JAKARTA - The global financial market is expected to pay more attention to policy signals from Federal Reserve Chairman Kevin Warsh than to the interest rate decision in the Federal Open Market Committee (FOMC) meeting which took place on June 17-18, 2026.
Although the Fed is expected to maintain its benchmark interest rate, market participants are waiting for clues regarding the direction of monetary policy in the face of still high inflation, a strong labor market, and increasing geopolitical uncertainty due to the conflict in the Middle East.
Dilansir dari Anadolu Agency, Rabu 17 Juni, konferensi pers pertama Warsh setelah rapat FOMC dinilai akan menjadi indikator penting untuk mengukur apakah bank sentral Amerika Serikat masih membuka peluang pemangkasan suku bunga atau justru mulai mempertimbangkan sikap yang lebih ketat.
Rabobank's Senior US Strategy Analyst, Philip Marey, assessed that Warsh has the potential to remove the "easing bias" that has been reflected in the Fed's policy statements.
According to Marey, Warsh also has the opportunity to remove the projection of interest rate cuts in 2026 from the dot plot, which is the interest rate projection compiled by Fed officials.
The move is seen as in line with the relatively strong US economic conditions. Inflation based on the consumer price index (CPI) was recorded at 4.2 percent in May, while the average non-farm job creation reached 188,000 per month in the last three months.
"Therefore, the more interesting aspect of Warsh's first press conference after the meeting may be his analytical framework in reading the supply shock from the Middle East," Marey said as quoted by Anadolu Agency.

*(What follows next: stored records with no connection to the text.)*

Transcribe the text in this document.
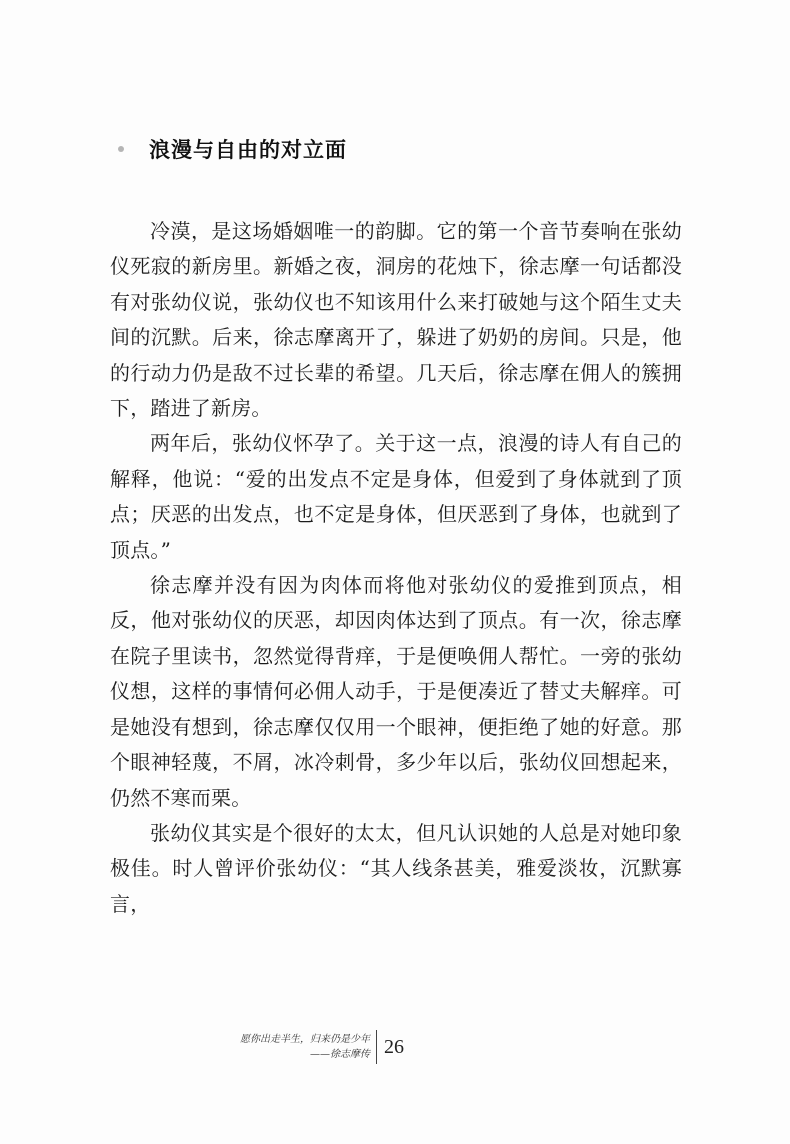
浪漫与自由的对立面

冷漠，是这场婚姻唯一的韵脚。它的第一个音节奏响在张幼仪死寂的新房里。新婚之夜，洞房的花烛下，徐志摩一句话都没有对张幼仪说，张幼仪也不知该用什么来打破她与这个陌生丈夫间的沉默。后来，徐志摩离开了，躲进了奶奶的房间。只是，他的行动力仍是敌不过长辈的希望。几天后，徐志摩在佣人的簇拥下，踏进了新房。

两年后，张幼仪怀孕了。关于这一点，浪漫的诗人有自己的解释，他说：“爱的出发点不定是身体，但爱到了身体就到了顶点；厌恶的出发点，也不定是身体，但厌恶到了身体，也就到了顶点。”

徐志摩并没有因为肉体而将他对张幼仪的爱推到顶点，相反，他对张幼仪的厌恶，却因肉体达到了顶点。有一次，徐志摩在院子里读书，忽然觉得背痒，于是便唤佣人帮忙。一旁的张幼仪想，这样的事情何必佣人动手，于是便凑近了替丈夫解痒。可是她没有想到，徐志摩仅仅用一个眼神，便拒绝了她的好意。那个眼神轻蔑，不屑，冰冷刺骨，多少年以后，张幼仪回想起来，仍然不寒而栗。

张幼仪其实是个很好的太太，但凡认识她的人总是对她印象极佳。时人曾评价张幼仪：“其人线条甚美，雅爱淡妆，沉默寡言，

愿你出走半生，归来仍是少年
——徐志摩传 26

According to him, Warsh's view of the risk of global supply disruptions will be an important clue regarding the possible direction of interest rates in the next 12 months.
Marey also predicted that the market would pay attention to how Warsh explained the data-based policy approach, forward guidance, and short-term economic projections.
He assessed that as long as the disruption in the Strait of Hormuz still took place and the US labor market remained strong, the Fed would likely keep interest rates throughout the rest of 2026. Rabobank even predicts that a new interest rate cut will occur twice in 2027.
Meanwhile, ING's Head of International Economics, James Knightley, assessed that the combination of still solid economic growth and rising inflation could open up room for the Fed to consider future interest rate hikes.
However, Knightley expects Warsh will not give too strong a signal in his first press conference.
According to him, although the conflict in the Middle East is the main concern of the global market, the US economy is relatively more protected than many other countries due to its higher level of energy independence.
On the other hand, various economic indicators still show the resilience of the American economy. Business surveys indicate that economic growth is in the range of 2 to 2.5 percent, job creation continues, and the stock market still sets a record high.
"We doubt Kevin Warsh will differ from the other 11 members by voting for a rate cut, even though he was appointed chairman by a president who demanded lower rates," Knightley said.
He assessed that the current economic conditions are not strong enough to be a reason for interest rate cuts in the near future.
However, Knightley expects Warsh to return to emphasizing the importance of technology investment as a driver of US economic productivity in the long term.
This increase in productivity is believed to be able to drive economic growth without triggering excessive inflationary pressures, while also opening up room for a lower neutral interest rate in the future.
Thus, although the interest rate decision is expected to remain unchanged, market attention this week will focus on any statements by Warsh that could provide clues about the direction of US monetary policy amid a combination of inflation challenges, economic resilience, and global geopolitical uncertainty.